Rigoletto. Giuseppe Verdi.
Melodramma.
Artem Lonhinov, David Bösch, Magda Willi, Jonas Bühler. Bühnen Bern.
Die Stimme der Kritik für Bümpliz und die Welt, 24. Februar 2025.
> Eigentlich müsste man sich langweilen. Auf der Bühne passiert zu wenig – und wenn ja, dann das Falsche. Immer wieder zieht der Kritiker die Luft zwischen den Zähnen ein. Unangenehm findet er auch, dass das Berner Symphonieorchester viel zu laut und viel zu pauschal spielt. Wohin haben sich die Sorgfalt, wohin der Esprit in den Begleitfiguren verloren? Und dann ... vergeht die Zeit trotzdem wie im Flug. So viel vermag Verdis Pranke. Das Werk ist dermassen stark, dass es sich selbst bei uninspiriertem Betrieb durchsetzt. Wobei ihm die Sänger gewaltig helfen. Spielend erringen Rigoletto, Gilda, der Herzog und Sparafucile Respekt. Mille grazie! <
Am Donnerstag, den 6. April 2023 verbeugte sich David Bösch an der Premiere von "Rigoletto" in der Oper Göteborg. Am Sonntag, den 23. Februar 2025 haben die Bühnen Bern angefangen, seine Inszenierung nachzuspielen. Doch der Regisseur blieb der Premiere fern. Auch von Regie war nichts wahrzunehmen. Beim Schlussapplaus zeigte sich lediglich Georgine Balk. Die Besetzungsliste schreibt ihr die "szenische Einstudierung" zu. Dem Resultat nach zu urteilen, bestand die Tätigkeit darin, das Personal zu "stellen", wie es in der Bühnensprache heisst; mithin den Leuten zu sagen, wo sie zu stehen und wohin sie zu gehen hatten. Der Geist aber, den das Regiekonzept darüber hinaus allenfalls noch enthalten haben mochte, ist in den vergangenen beiden Jahren evaporiert.
Das Manko zeigt sich daran, dass die Interaktionen in Bern unbelebt sind. Vom Saal aus ist nicht ersichtlich, was zwischen den Darstellern läuft. Sie bringen nicht zum Ausdruck, welche Motive sie in welchem Moment bewegen. Wacker singen sie vor sich hin, haben einander aber nichts zu sagen.

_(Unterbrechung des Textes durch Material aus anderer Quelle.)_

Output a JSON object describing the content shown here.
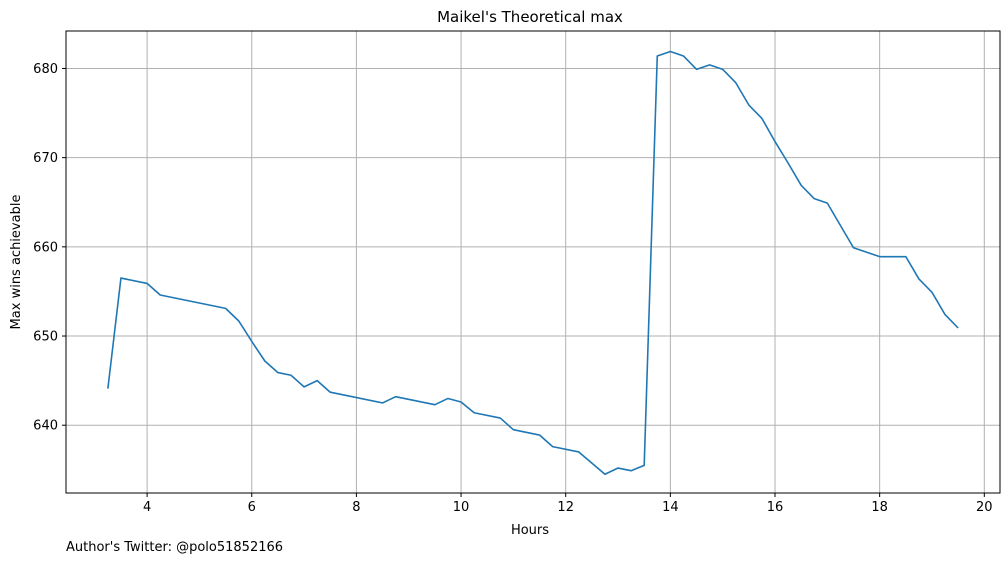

Unmotiviert sind auch die Bewegungen des Chors: Auf Knopfdruck erscheint er auf der Bühne; auf Knopfdruck tritt er wieder ab. Er kommt ins Blickfeld, wenn die Partitur seine Stimmen verlangt. Wenn die Musik sie nicht mehr braucht, schafft sie das Stellkonzept beiseite.
Übers Ganze gesehen ist also keine Figur in einen Zusammenhang, eine Geschichte, eine Welt eingebunden. Alle Handlungen wirken zufällig und aussageleer. Darüber kann auch das Goldlametta nicht hinwegtäuschen, das im Moment bei den Bühnen Bern Konjunktur hat. Es wird nicht nur bei "Rigoletto" zum Niederrieseln in die Luft geworfen, sondern auch bei "Graf Öderland" und dem "Revisor". Feinmotivierung sieht anders aus.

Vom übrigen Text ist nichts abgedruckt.